Imaging deep sky objects or our local solar system planets or the moon will be tough to image when they’re near our horizon. Our planet’s atmosphere is much thicker near the horizon than it is further up, since 90% of our atmosphere is within 15 km or 10 miles of sea level. When you observe a star near the horizon, you’re looking through more air which brings more problems with our viewing, such as:
- More air turbulence resulting in poor seeing.
- Greater atmospheric refraction which causes our objects to appear to shift positions. The atmosphere refracts different wavelengths of light to different degrees.

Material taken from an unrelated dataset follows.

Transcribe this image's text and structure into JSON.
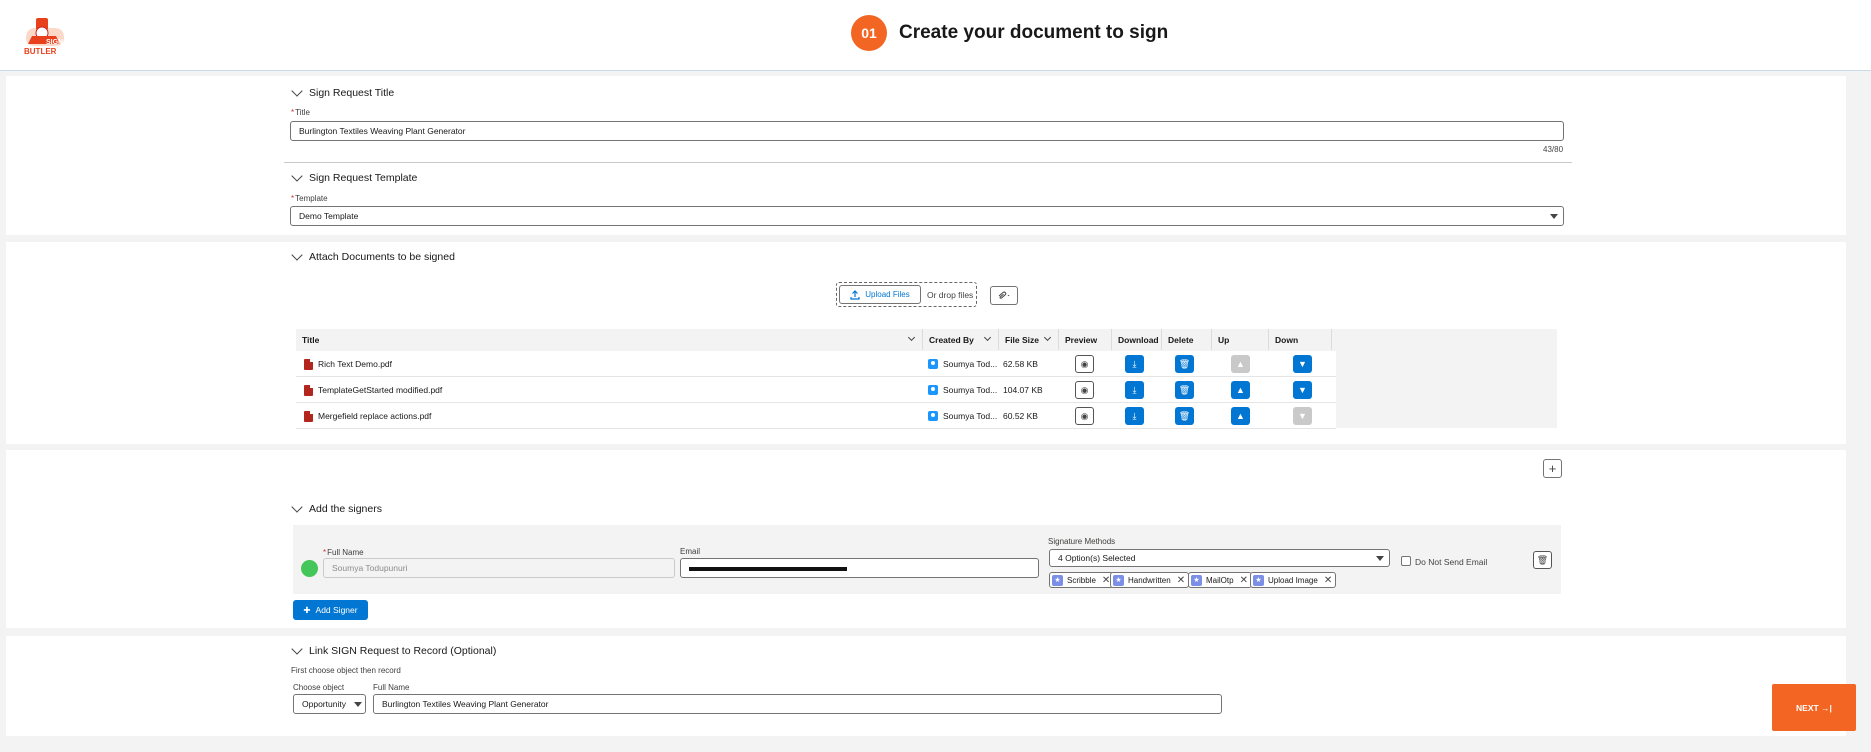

The result is that views of an object look like they are coming through a prism, showing smeared colors on the fringes.
- Greater atmospheric extinction, which dims our views because the light from the target is scattered and the hue of the object’s color will be shifted to the red end of the visible spectrum.
If you look at an object near the zenith, the light from the object is passing through much less air mass and the views will be much clearer. As with a lot of things in astronomy, there is a formula to calculate the the number of air masses you are looking through for a given angle. The formula is as follows:
a = sec(90 deg - h)
a = the number of air masses
h = the angle from the horizon
This formula is accurate to about 15 deg, where it begins to break down. You can boil the calculations down to this:
- At 30 deg or higher, you’re looking through 2 air masses or less of atmosphere.
- Below 30 deg, imaging and observing becomes a challenge as you’re looking through 3 air masses or more.
- Below 15 deg, you’re wasting your time trying to image anything.
The bottom line is that when planning your imaging session targets, you want to make sure your target is at a minimum of 30 deg above the horizon or higher. This should be the lowest point your target should be during your imaging session.